I've experienced a lot of bugs with wla, but the .bank directive being broken wasn't one.
You mean
.BASE, right? Because if
.BANK didn't work, we'd have much bigger problems...
All I know is, the include file template I'm using has a note that "WLA doesn't seem to handle the .BASE directive correctly yet", and sure enough I had to use
.BASE $7F instead of
.BASE $80 to get FastROM working.
Are you guys sure you're using the latest version? If you're using the windows build from his website, that's not up to date, you need to compile it yourselves (requires cygwin iirc) or find a windows build of the latest source.
That might explain a few things. We're both using Neviksti's SNES starter kit, and I don't recall having to compile anything. [*checks wla.txt*] ...yeah, I'm apparently using version 8.8, which is from 2003; bits of the github repository seem to be only a few weeks old...
Re: lorom to hirom
Posted: Wed Dec 17, 2014 10:35 pm
by Drew Sebastino
93143 wrote:
Also, that code doesn't work in my environment. WLA doesn't seem to know what a .SNESHEADER is...
You probably already figured this out, but I'm pretty sure it doesn't work is because you need a newer version of WLA. Ill elaborate on that further down the page.
93143 wrote:All I know is, the include file template I'm using has a note that "WLA doesn't seem to handle the .BASE directive correctly yet", and sure enough I had to use .BASE $7F instead of .BASE $80 to get FastROM working.
Really? I just tried .BASE $3F for SlowROM and It didn't work...

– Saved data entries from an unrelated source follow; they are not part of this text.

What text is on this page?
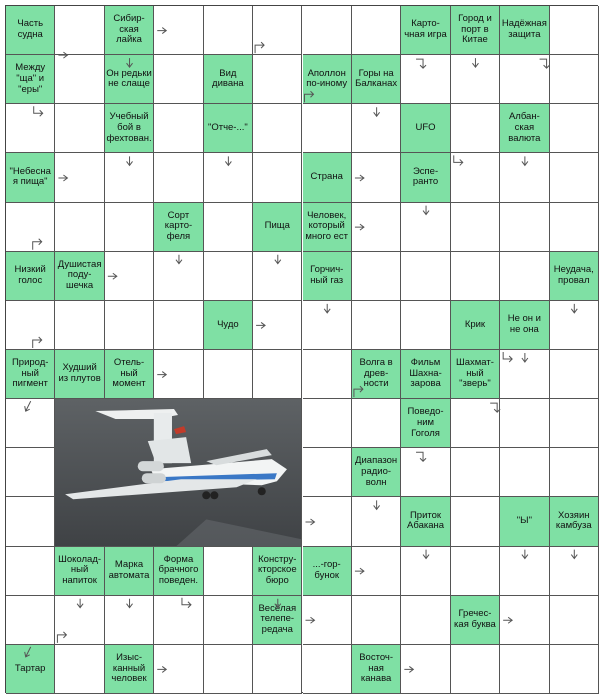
Часть судна
Сибир-ская лайка
Карто-чная игра
Город и порт в Китае
Надёжная защита
Между "ща" и "еры"
Он редьки не слаще
Вид дивана
Аполлон по-иному
Горы на Балканах
Учебный бой в фехтован.
"Отче-..."	UFO
Албан-ская валюта
"Небесная пища"	Страна	Эспе-ранто
Сорт карто-феля
Пища
Человек, который много ест
Низкий голос
Душистая поду-шечка
Горчич-ный газ
Неудача, провал
Чудо	Крик	Не он и не она
Природ-ный пигмент
Худший из плутов
Отель-ный момент
Волга в древ-ности
Фильм Шахна-зарова
Шахмат-ный "зверь"
Поведо-ним Гоголя
Диапазон радио-волн
Приток Абакана	"Ы"	Хозяин камбуза
Шоколад-ный напиток
Марка автомата
Форма брачного поведен.
Констру-кторское бюро
...-гор-бунок
Весёлая телепе-редача
Гречес-кая буква
Тартар
Изыс-канный человек
Восточ-ная канава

Are you guys sure you're using the latest version? If you're using the windows build from his website, that's not up to date, you need to compile it yourselves (requires cygwin iirc) or find a windows build of the latest source.
Why can't it come compiled already? It's not like It comes in a zip file or anything... Also, I don't have the slightest idea of what cygwin iirc is.
93143 wrote:That might explain a few things. We're both using Neviksti's SNES starter kit, and I don't recall having to compile anything. [*checks wla.txt*] ...yeah, I'm apparently using version 8.8, which is from 2003; bits of the github repository seem to be only a few weeks old...
The only time you have to compile it is when you get it from, what I gather, is the "official" WLA website. I remember because I downloaded the most recent version (9.5?), only to have no clue what I was supposed to do. I think I remember getting a recent version of WLA that had already been compiled on romhacking.com or something like that, and that the .SNESHEADER did work, but I think I accidentally deleted it awhile back. (I'm not sure why I always clean out my recycling bin...)
Re: lorom to hirom
Posted: Wed Dec 17, 2014 11:13 pm
by 93143
Espozo wrote:I just tried .BASE $3F for SlowROM and It didn't work...
Can you tell where it's loading from when you use $40? The no$sns debugger lets you see the DMA settings, so a breakpoint or a
stp (which no$sns seems to take as a signal to open the debugger) should tell you where the data is actually coming from.
Re: lorom to hirom
Posted: Thu Dec 18, 2014 12:18 am
by ARM9
93143 wrote:
Oh, so .BASE applies to labels themselves, not the use of labels by opcodes?
That is correct.
93143 wrote:
You mean .BASE, right? Because if .BANK didn't work, we'd have much bigger problems...
Yes, sorry I meant .base.
Why can't it come compiled already? It's not like It comes in a zip file or anything... Also, I don't have the slightest idea of what cygwin iirc is.
Presumably because Ville doesn't have time to support binary distributions for every platform, and building it yourself isn't hard. It looks like wla also supports msys now, and VC++, if you prefer any of those to cygwin.
Cygwin is a collection gnu tools ported to windows, iirc is an acronym for if I remember correctly.